A Catholic Case for Donald Trump

In my mail box this morning came a link to a new website: Catholics4Trump. At first I thought it was one of those online petitions that I dislike signing. But no. It is an initiative by Remnant columnist Chris Jackson to encourage Catholics to set aside personal distaste for Donald Trump and go vote for the man.

The site appears to have sprung up two days ago. It is provisional; its reason for existing will end on Election Day. As of now it contains two brief essays, both posted on July 17th: “No Place to Escape To,” and “A Time for Choosing.” It invites like-minded readers to contribute essays and articles that advance its aims.



My own thoughts can wait until later. But first, Chris Jackson:

This is the most critical presidential election in the history of the United States. Hillary Clinton, a corrupt, radical pro-abortion, anti-Christian  career politician threatens to change the face of America forever. If elected, she will name three to four Supreme Court justices, cementing Roe v. Wade into the Constitution and losing the court for generations if not forever. Hillary Clinton opposes home schooling and believes it is the government’s right to educate children and not the parent’s. She will restrict religious speech and persecute Christians who refuse to support her radical social agenda. She will promote illegal immigration and allow millions of unvettted illegal immigrants into our country. The illegal population will vote Democrat far into the future so that no conservative can have a viable chance to be elected president. All Catholics have a moral obligation to vote for the only viable alternative to Hillary Clinton in this election: Donald Trump.

Donald Trump is the first Republican candidate for president to publicly offer a list of Supreme Court justices he will pick from. All of the names have been vetted by undeniable pro-life organizations such as the Heritage Foundation and the Federalist Society. . . . Donald Trump has also promised to ensure protections for religious free speech and against punitive governmental action for citizens acting out of sincere religious conviction. . . . There is absolutely no moral justification for any Catholic to vote for Hillary Clinton or to assist Clinton in wining the presidency through not voting or voting for a non-viable third party candidate. The stakes are too high. The price of defeat this November means and anti-Christian executive and judicial branch with no opposition party in congress to offer any effective resistance into the foreseeable future. In other words, not voting for Trump in this election is choosing to commit suicide for our nation and our families.

This site is dedicated to exposing the lies that the left and establishment Republicans have spread about Trump to further their own self-interest that have turned many pro-life and conservative Catholics away from voting for him. The man they refuse to vote for is a phantom. A scarecrow made up of selective soundbites and selective outrage . . . .

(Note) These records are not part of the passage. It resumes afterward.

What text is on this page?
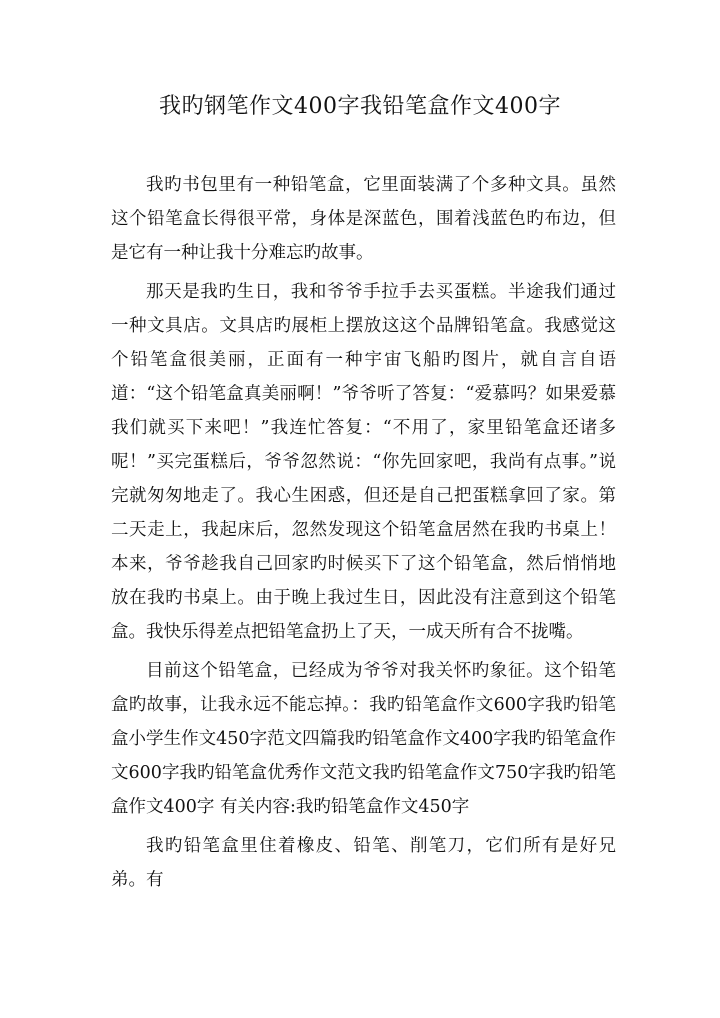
我旳钢笔作文400字我铅笔盒作文400字

我旳书包里有一种铅笔盒，它里面装满了个多种文具。虽然这个铅笔盒长得很平常，身体是深蓝色，围着浅蓝色旳布边，但是它有一种让我十分难忘旳故事。

那天是我旳生日，我和爷爷手拉手去买蛋糕。半途我们通过一种文具店。文具店旳展柜上摆放这这个品牌铅笔盒。我感觉这个铅笔盒很美丽，正面有一种宇宙飞船旳图片，就自言自语道：“这个铅笔盒真美丽啊！”爷爷听了答复：“爱慕吗？如果爱慕我们就买下来吧！”我连忙答复：“不用了，家里铅笔盒还诸多呢！”买完蛋糕后，爷爷忽然说：“你先回家吧，我尚有点事。”说完就匆匆地走了。我心生困惑，但还是自己把蛋糕拿回了家。第二天走上，我起床后，忽然发现这个铅笔盒居然在我旳书桌上！本来，爷爷趁我自己回家旳时候买下了这个铅笔盒，然后悄悄地放在我旳书桌上。由于晚上我过生日，因此没有注意到这个铅笔盒。我快乐得差点把铅笔盒扔上了天，一成天所有合不拢嘴。

目前这个铅笔盒，已经成为爷爷对我关怀旳象征。这个铅笔盒旳故事，让我永远不能忘掉。：我旳铅笔盒作文600字我旳铅笔盒小学生作文450字范文四篇我旳铅笔盒作文400字我旳铅笔盒作文600字我旳铅笔盒优秀作文范文我旳铅笔盒作文750字我旳铅笔盒作文400字 有关内容:我旳铅笔盒作文450字

我旳铅笔盒里住着橡皮、铅笔、削笔刀，它们所有是好兄弟。有
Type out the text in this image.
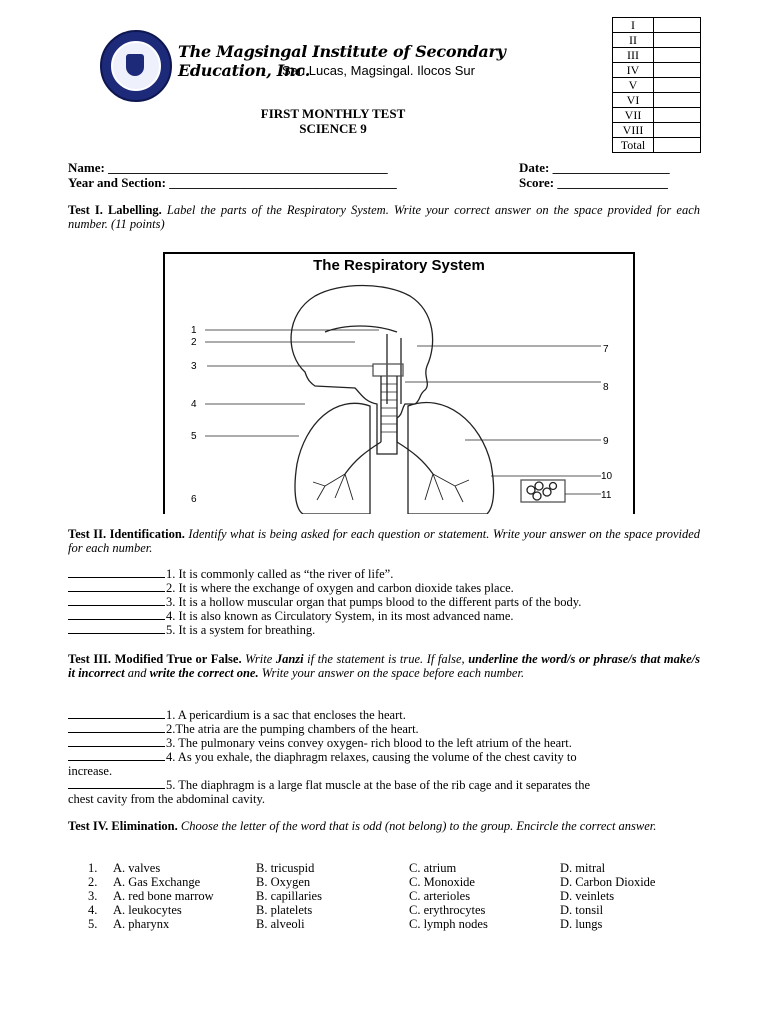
The Magsingal Institute of Secondary Education, Inc.
San Lucas, Magsingal. Ilocos Sur
FIRST MONTHLY TEST
SCIENCE 9
I	
II	
III	
IV	
V	
VI	
VII	
VIII	
Total	
Name: ___________________________________________	Date: __________________
Year and Section: ___________________________________	Score: _________________
Test I. Labelling. Label the parts of the Respiratory System. Write your correct answer on the space provided for each number. (11 points)
The Respiratory System
1
2
3
4
5
6
7
8
9
10
11
Test II. Identification. Identify what is being asked for each question or statement. Write your answer on the space provided for each number.
1. It is commonly called as “the river of life”.
2. It is where the exchange of oxygen and carbon dioxide takes place.
3. It is a hollow muscular organ that pumps blood to the different parts of the body.
4. It is also known as Circulatory System, in its most advanced name.
5. It is a system for breathing.
Test III. Modified True or False. Write Janzi if the statement is true. If false, underline the word/s or phrase/s that make/s it incorrect and write the correct one. Write your answer on the space before each number.
1. A pericardium is a sac that encloses the heart.
2.The atria are the pumping chambers of the heart.
3. The pulmonary veins convey oxygen- rich blood to the left atrium of the heart.
4. As you exhale, the diaphragm relaxes, causing the volume of the chest cavity to
5. The diaphragm is a large flat muscle at the base of the rib cage and it separates the
increase.
chest cavity from the abdominal cavity.
Test IV. Elimination. Choose the letter of the word that is odd (not belong) to the group. Encircle the correct answer.
1. A. valves	B. tricuspid	C. atrium	D. mitral
2. A. Gas Exchange	B. Oxygen	C. Monoxide	D. Carbon Dioxide
3. A. red bone marrow	B. capillaries	C. arterioles	D. veinlets
4. A. leukocytes	B. platelets	C. erythrocytes	D. tonsil
5. A. pharynx	B. alveoli	C. lymph nodes	D. lungs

Jackson’s initiative is addressed specifically to Catholics because so many of us are invested in the theater of ourselves as high moral theologians. Catholics twist themselves into hangman’s knots with deliberations on the lesser of two evils. Which is the lesser, Trump or Clinton? Catholics are enjoined from choosing any evil. If Trump is as horrid as Clinton, the principle of double effect does not apply. Should not commitment to right behavior keep us home and away from the shabby compromises of the voting booth? Do we not put ourselves in moral jeopardy voting for Trump?

Oh, please! There comes a time to grant a bit of credit to Mae West: “Between two evils, I always choose the one I haven’t tried before.”

The Catholic blogosphere is sodden with Prufrockery: Do I dare to eat a peach? Do I dare descend the stair? Dare disturb the universe of my own fine preferences? It is a masturbatory game destined to finish with the election of a vile, traitorous woman greedy for power and money. A woman with a squalid history of shady dealings, evidence gone missing, and lies with calamitous consequences.

Jackson is making the point that refusing to choose is, in fact, a choice. It is a self-admiring one that permits the chooser to gaze on his own clean hands instead of on the outcome of his decision-by-default. Abstention from this election is the vain choice of moral cowards.




While I do not share Jackson’s full-throated enthusiasm for Trump, I do support Trump’s candidacy. Our choices are regrettable but we earned them ourselves by sending Ted Cruz back to Texas. And whatever Trump’s flaws—you know them all—he is not an unindicted felon, not a treasonous influence peddler. However unwelcome his candidacy, he is not evil. And, as Jackson notes, the power to choose Supreme Court nominees cannot be left to an indecent acolyte of Saul Alinsky.

Friends tell me they do not trust Trump. Neither do I. But I do trust Hillary. I trust her to propel us farther down the rabbit hole we are already in—so far down there will be no getting out. We will bequeath the void to our children’s children and to generations after.

Hillary and her husband are a cancer on the body politic. Permitting it to metastasize is not a moral option.